Now, she says, the ground floor “feels like one big open space. People can be running up and down the stairs, and everyone knows where everyone is.” It’s a new way of living in such a traditional home.
The capacious entry, with its enlarged parquet-patterned floor in a warm blonde oak and lime-washed walls, combined with a remodeled staircase that is a pleasing play of angle and curve, sets the stage for the gently venturesome home.
Respecting the Georgian bones, Kwong conceived a decor evocative of the inventive early-20th-century neoclassicism of Italian Rationalism. Formal in mood, it still feels genial and fresh. Although the palette is pale, it beguiles with a sumptuous array of materials and textures. The furnishings are a quiet yet animated assemblage of vintage and contemporary artisan pieces as refined as they are organic in form.
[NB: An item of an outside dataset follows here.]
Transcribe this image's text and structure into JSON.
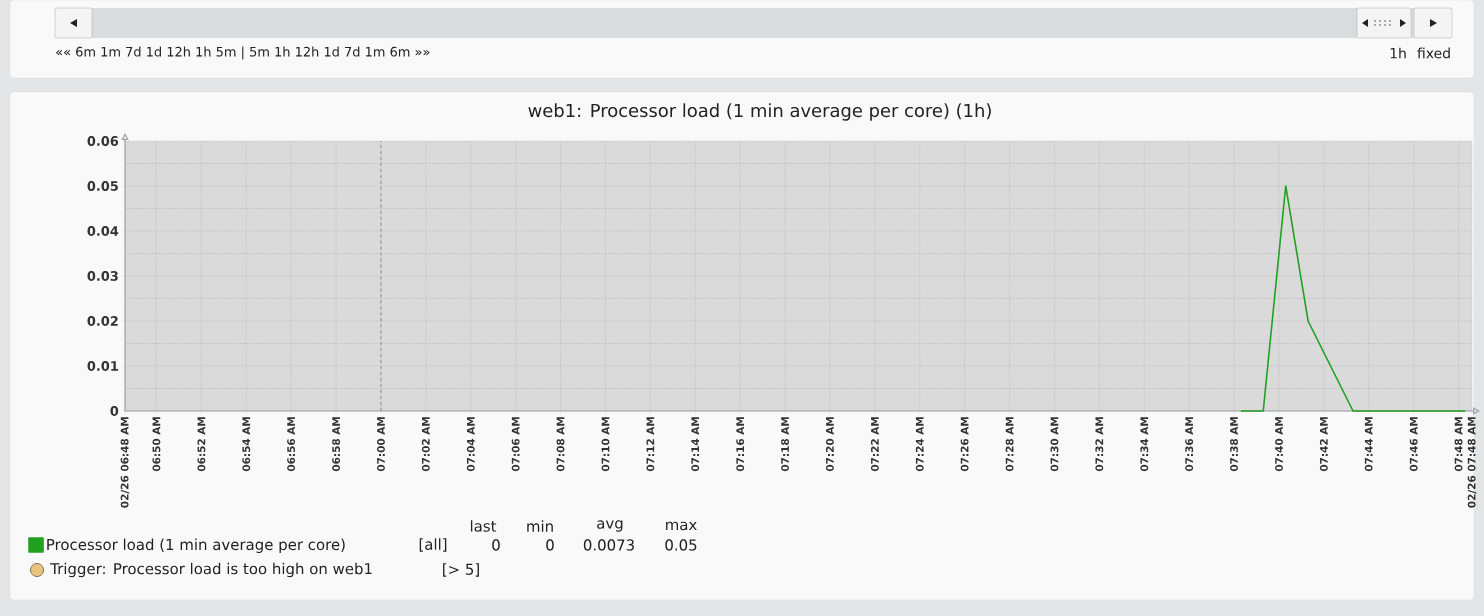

The entry, for example, features a brutalist black console in iroko and steel by the Belgian designer Arno Declercq, a grand hand-antiqued oblong mirror, Deco-style demilune Murano-glass sconces and a pair of 1960s Hugo Frandsen teak and sheepskin stools — the console, lighting and seats all 1stDibs finds.
An air of similarly soothing sophistication suffuses the adjoining salon, where a pair of reissued 1950 Smilow rail-back lounge chairs in walnut sit in conversation with a travertine Puddle cocktail table by Anna Karlin and a demurely curvaceous sofa covered in a Rose Uniacke fabric. Wavy Murano-glass sconces from Jean-Marc Fray and a sinuous torchiere by Pietro Chiesa from Almond & Company enhance the Rationalist vibe while softening the room’s strong lines. To further gentle the room, Kwong chose to leave the walls bare of art.
Turning up the style volume in the dining room, Kwong counterposed a magnificent pair of vintage Murano-glass petal chandeliers with a sober Italian Deco mirror mounted above a handsome Breccia-marble fireplace, all acquired on 1stDibs. She dressed the windows with subdued but stately draperies in a treatment reminiscent of a 1930s villa in Milan.
Still, the room is hardly a retro stage set. Kwong layered it with furnishings that are decidedly au courant, like the shape-shifting Rough dining table by French designer Samuel Accoceberry and plumply upholstered dining chairs.
The kitchen, meanwhile, is all breezy newness. By choosing muted tones for its surfaces and supple, subdued seating, the designer let the room’s stunning view of San Francisco Bay command attention.
Upstairs, the couple’s bedroom is a luxurious cocoon, with a custom bed dressed in Loro Piana wool and a generously proportioned rug of ribbed cashmere. Although ecru is the prevailing hue, the space doesn’t feels monotone. Rather, it delights the eye with such decorative details as a pair of brutalist-inspired nightstands with intriguing Maykume and bleached-walnut surfaces and a set of lavishly embroidered William Morris–patterned draperies. And, as Kwong points out, lots of vivid color is provided by the room’s panoramic prospect of the city, bay, Golden Gate Bridge and distant Marin headlands.
There is one suite of rooms in the house that is awash in color: those Kwong designed for the couple’s two daughters. In keeping with the overall ambience, the shades are subtle — a dusty rose and azure — but in the study, a pair of desk chairs upholstered in burnt-orange velvet offers a jolt of vibrancy, and a wallpaper printed with prancing ponies plays to the fancies of little girls.
Kwong’s calming aesthetic culminates in the penthouse. Yet this suite also feels a space apart. This is perhaps because it contains more hard edges, angles and darker earthen tones, the last helping to ground the aerie-like views of the city. And although there are historical decorative whispers, like the 1950s Gigi Radice curved sofa in the bedroom and the Barovier&Toso Art Deco sconce in the powder room, both sourced on 1stDibs, the other furnishings, mostly artisan-made, speak of today.
In a city that has become the incubator of our future-forward world so fraught with disruption, Kwong has composed a domestic realm that abounds in timeless, sensuous serenity — it is a true wellspring of grace.